How we approached it
Two days of audit before any code changed. We mapped the flake rate per spec, identified the worst offenders, and proposed a tiered strategy: fast PR-time tier (under 15 minutes) for highest-leverage paths, deeper nightly tier for everything else, pre-release tier for performance and cross-browser.
The rewrite plan was incremental, we couldn't take the existing suite offline while we built the new one. So we ran them in parallel for four weeks, gradually shifting the source of truth.
What we shipped
Audit phase (week 1)
- Per-spec flake report ranked by failures-per-day
- Top 12 specs identified as 80% of all failures
- Cost-of-flake calculation: ~12 engineer-hours/day lost to reruns
- Tiering proposal accepted by Helix leadership
Migration phase (weeks 2–5)
- Playwright migration of 240 specs across 14 product surfaces
- AI-assisted test scaffolding: we wrote prompts; AI generated first drafts; QA reviewed every assertion before it shipped
- Hand-rolled retry logic replaced with Playwright's built-in auto-waiting
- New CI workflow: PR tier (15 min) → nightly tier (full suite, 47 min) → pre-release tier (cross-browser, perf)
- BrowserStack integration for the cross-browser smoke
Hardening phase (week 6)
- Test ownership map: every spec now has a named owner from Helix engineering
- Slack alerts for nightly failures routed to owning team
- Documentation: Playwright conventions, retry policy, "when to use which tier"
Outcomes
- PR regression time: 90 min → 47 min (full suite at parity in nightly tier)
- Flake rate: ~6% → < 1% (measured over 4 weeks post-launch)
- Engineers re-running failed CI: ~12/day → 0
- Three production incidents in the next quarter, all caught in regression. Zero "should have been caught" incidents in the six months since.

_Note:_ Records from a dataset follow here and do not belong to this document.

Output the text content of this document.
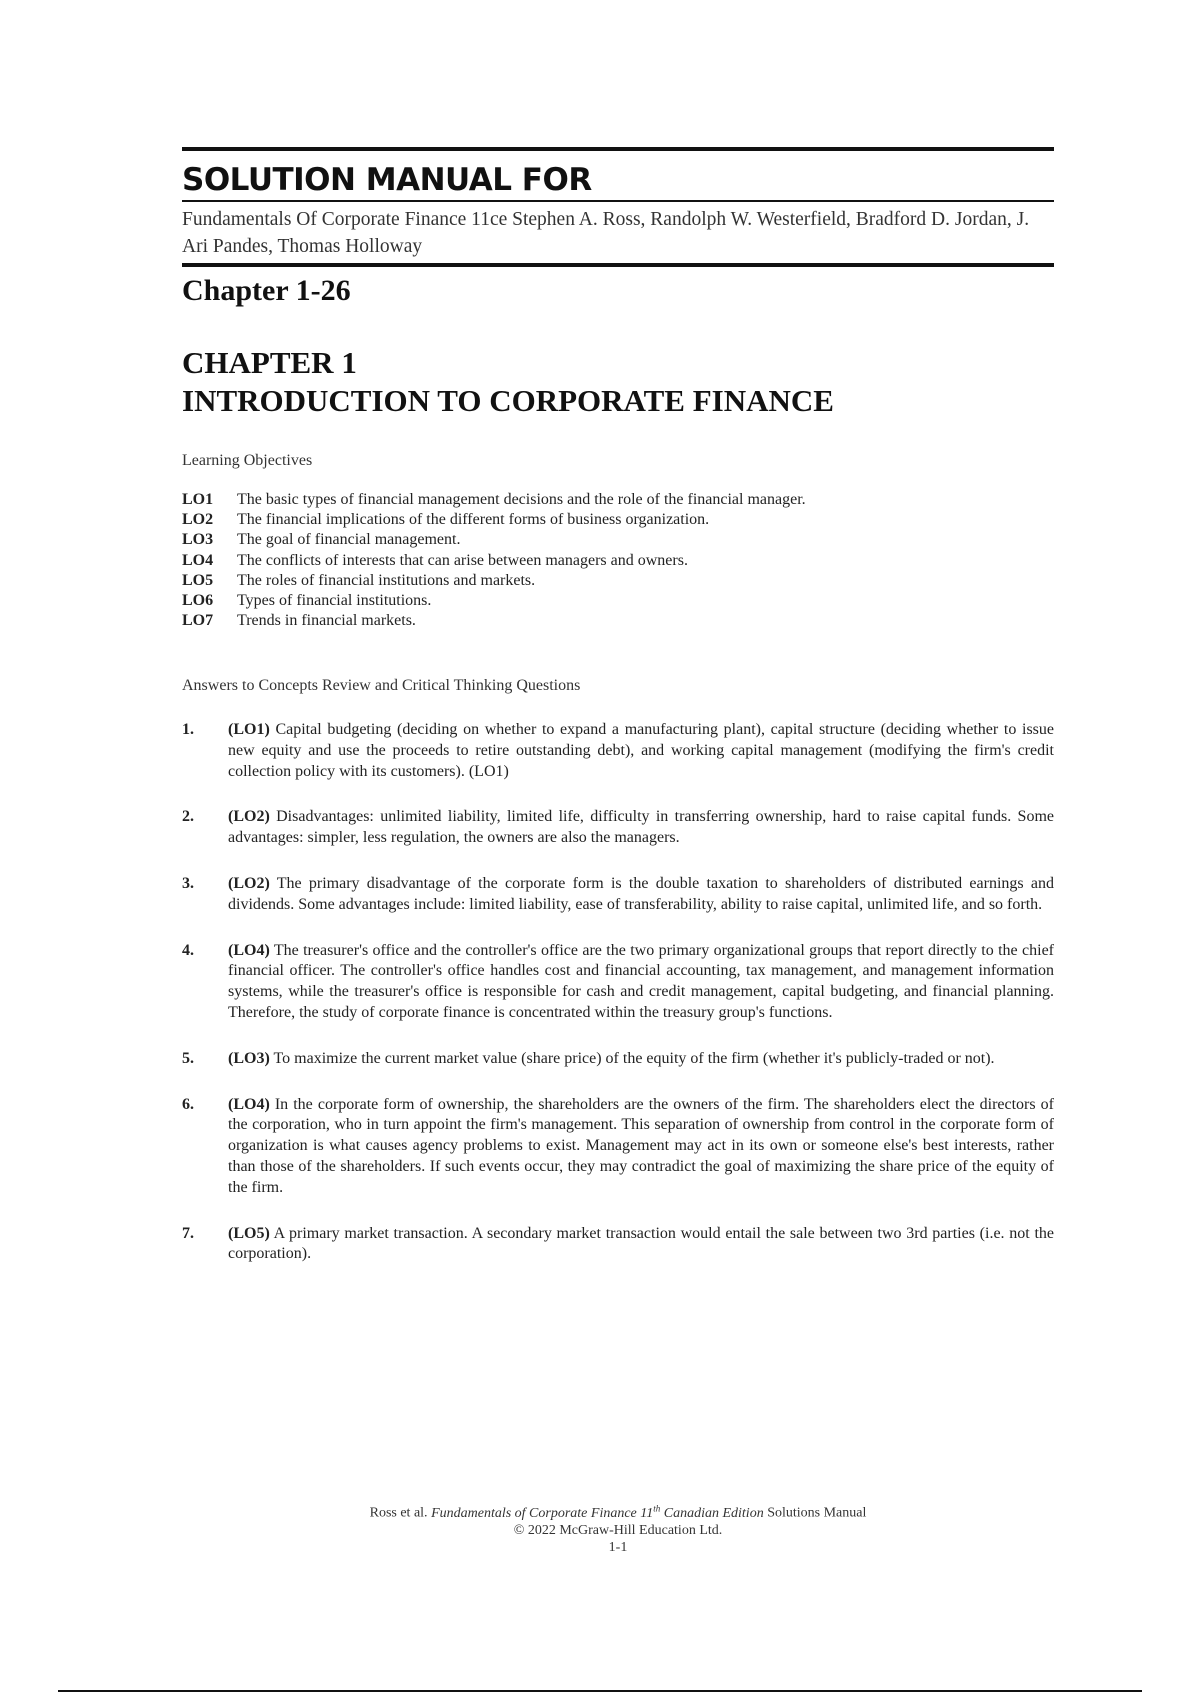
SOLUTION MANUAL FOR
Fundamentals Of Corporate Finance 11ce Stephen A. Ross, Randolph W. Westerfield, Bradford D. Jordan, J. Ari Pandes, Thomas Holloway
Chapter 1-26
CHAPTER 1
INTRODUCTION TO CORPORATE FINANCE
Learning Objectives
LO1	The basic types of financial management decisions and the role of the financial manager.
LO2	The financial implications of the different forms of business organization.
LO3	The goal of financial management.
LO4	The conflicts of interests that can arise between managers and owners.
LO5	The roles of financial institutions and markets.
LO6	Types of financial institutions.
LO7	Trends in financial markets.
Answers to Concepts Review and Critical Thinking Questions
1.	(LO1) Capital budgeting (deciding on whether to expand a manufacturing plant), capital structure (deciding whether to issue new equity and use the proceeds to retire outstanding debt), and working capital management (modifying the firm's credit collection policy with its customers). (LO1)
2.	(LO2) Disadvantages: unlimited liability, limited life, difficulty in transferring ownership, hard to raise capital funds. Some advantages: simpler, less regulation, the owners are also the managers.
3.	(LO2) The primary disadvantage of the corporate form is the double taxation to shareholders of distributed earnings and dividends. Some advantages include: limited liability, ease of transferability, ability to raise capital, unlimited life, and so forth.
4.	(LO4) The treasurer's office and the controller's office are the two primary organizational groups that report directly to the chief financial officer. The controller's office handles cost and financial accounting, tax management, and management information systems, while the treasurer's office is responsible for cash and credit management, capital budgeting, and financial planning. Therefore, the study of corporate finance is concentrated within the treasury group's functions.
5.	(LO3) To maximize the current market value (share price) of the equity of the firm (whether it's publicly-traded or not).
6.	(LO4) In the corporate form of ownership, the shareholders are the owners of the firm. The shareholders elect the directors of the corporation, who in turn appoint the firm's management. This separation of ownership from control in the corporate form of organization is what causes agency problems to exist. Management may act in its own or someone else's best interests, rather than those of the shareholders. If such events occur, they may contradict the goal of maximizing the share price of the equity of the firm.
7.	(LO5) A primary market transaction. A secondary market transaction would entail the sale between two 3rd parties (i.e. not the corporation).
Ross et al. Fundamentals of Corporate Finance 11th Canadian Edition Solutions Manual
© 2022 McGraw-Hill Education Ltd.
1-1
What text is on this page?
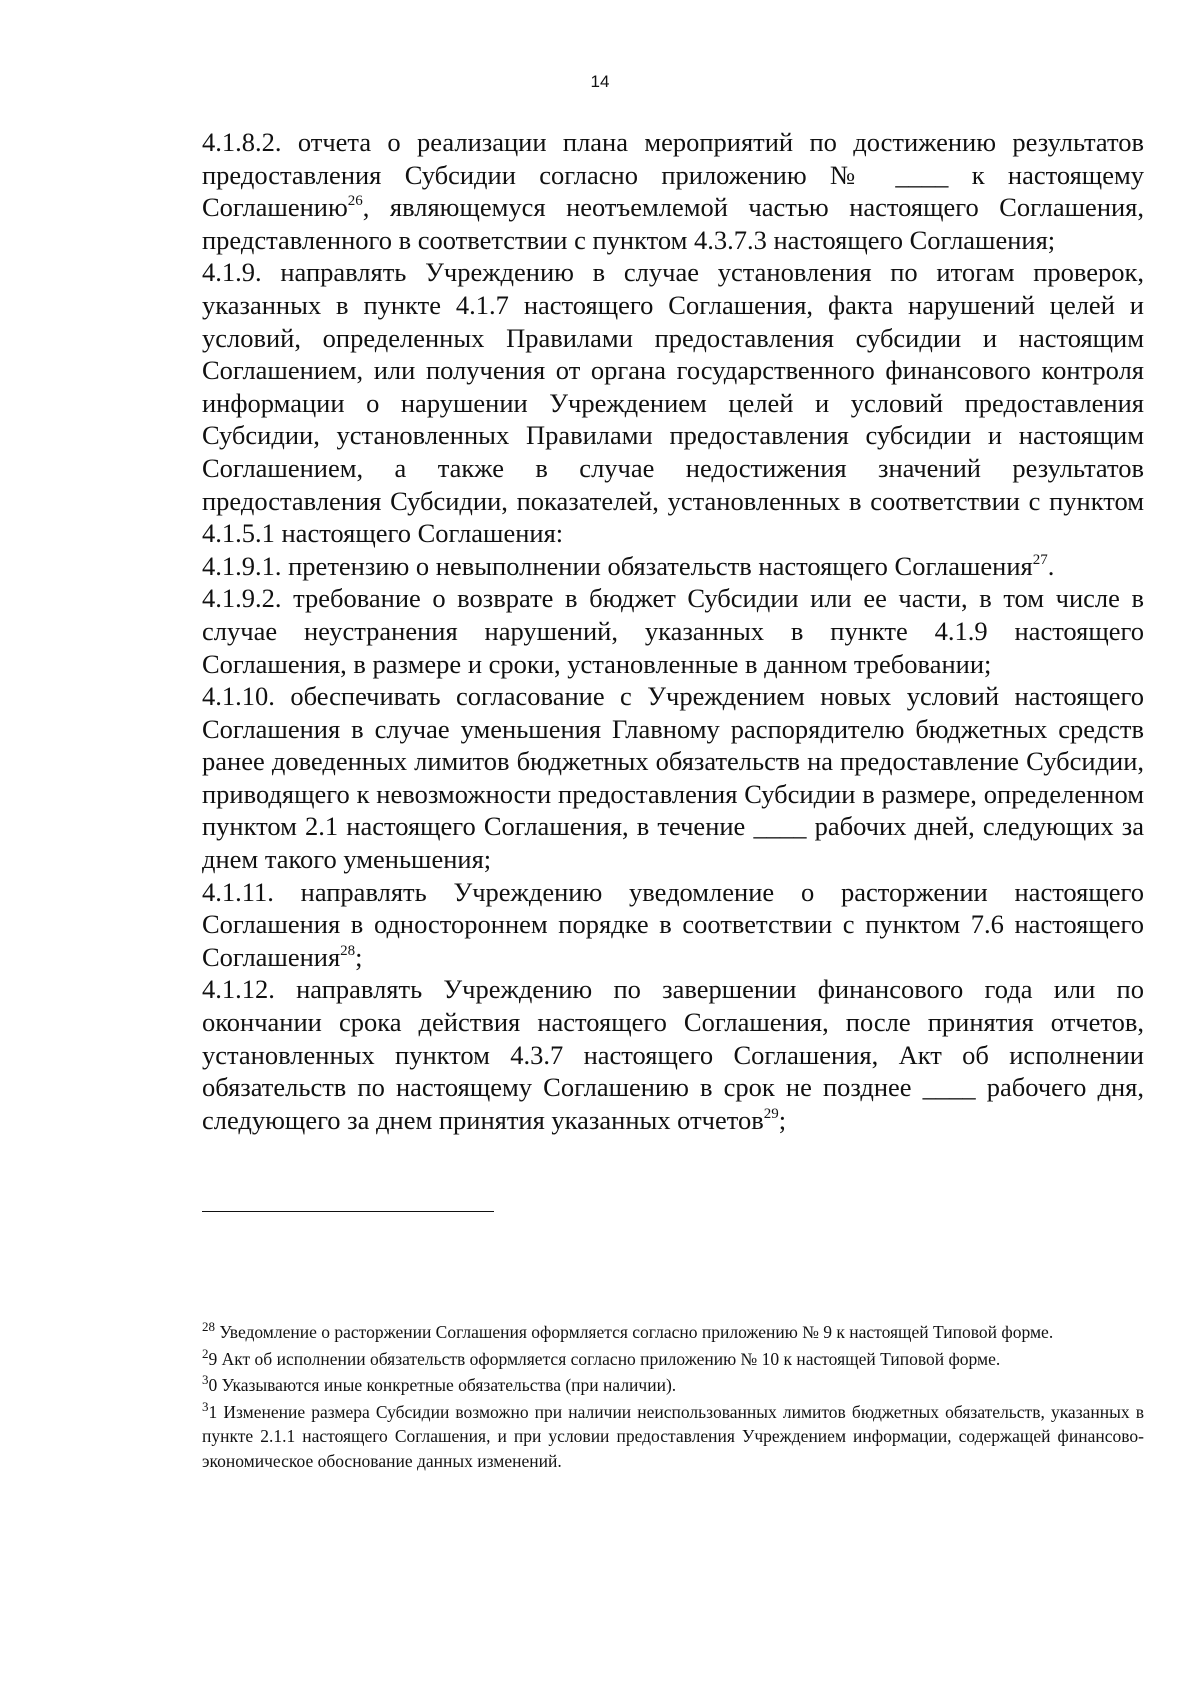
14

4.1.8.2. отчета о реализации плана мероприятий по достижению результатов предоставления Субсидии согласно приложению № ____ к настоящему Соглашению$^{26}$, являющемуся неотъемлемой частью настоящего Соглашения, представленного в соответствии с пунктом 4.3.7.3 настоящего Соглашения;

4.1.9. направлять Учреждению в случае установления по итогам проверок, указанных в пункте 4.1.7 настоящего Соглашения, факта нарушений целей и условий, определенных Правилами предоставления субсидии и настоящим Соглашением, или получения от органа государственного финансового контроля информации о нарушении Учреждением целей и условий предоставления Субсидии, установленных Правилами предоставления субсидии и настоящим Соглашением, а также в случае недостижения значений результатов предоставления Субсидии, показателей, установленных в соответствии с пунктом 4.1.5.1 настоящего Соглашения:

4.1.9.1. претензию о невыполнении обязательств настоящего Соглашения$^{27}$.

4.1.9.2. требование о возврате в бюджет Субсидии или ее части, в том числе в случае неустранения нарушений, указанных в пункте 4.1.9 настоящего Соглашения, в размере и сроки, установленные в данном требовании;

4.1.10. обеспечивать согласование с Учреждением новых условий настоящего Соглашения в случае уменьшения Главному распорядителю бюджетных средств ранее доведенных лимитов бюджетных обязательств на предоставление Субсидии, приводящего к невозможности предоставления Субсидии в размере, определенном пунктом 2.1 настоящего Соглашения, в течение ____ рабочих дней, следующих за днем такого уменьшения;

4.1.11. направлять Учреждению уведомление о расторжении настоящего Соглашения в одностороннем порядке в соответствии с пунктом 7.6 настоящего Соглашения$^{28}$;

4.1.12. направлять Учреждению по завершении финансового года или по окончании срока действия настоящего Соглашения, после принятия отчетов, установленных пунктом 4.3.7 настоящего Соглашения, Акт об исполнении обязательств по настоящему Соглашению в срок не позднее ____ рабочего дня, следующего за днем принятия указанных отчетов$^{29}$;

$^{28}$ Уведомление о расторжении Соглашения оформляется согласно приложению № 9 к настоящей Типовой форме.

$^2$9 Акт об исполнении обязательств оформляется согласно приложению № 10 к настоящей Типовой форме.

$^3$0 Указываются иные конкретные обязательства (при наличии).

$^3$1 Изменение размера Субсидии возможно при наличии неиспользованных лимитов бюджетных обязательств, указанных в пункте 2.1.1 настоящего Соглашения, и при условии предоставления Учреждением информации, содержащей финансово- экономическое обоснование данных изменений.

- Trust in CI restored. Engineers wait for green again.
What we'd repeat
AI is excellent at scaffolding tests and converting between frameworks. AI is bad at writing assertions that actually fail when behavior breaks. We had QA engineers review every assertion AI proposed, and rejected or rewrote about a third of them. The combination of AI scaffolding + human assertion review was 3–4× faster than humans alone, with no quality loss.
The other lesson: ownership matters more than framework choice. Half the flakiness was specs that nobody owned, written by engineers who had since left. The ownership map alone would have helped, even without the Playwright migration.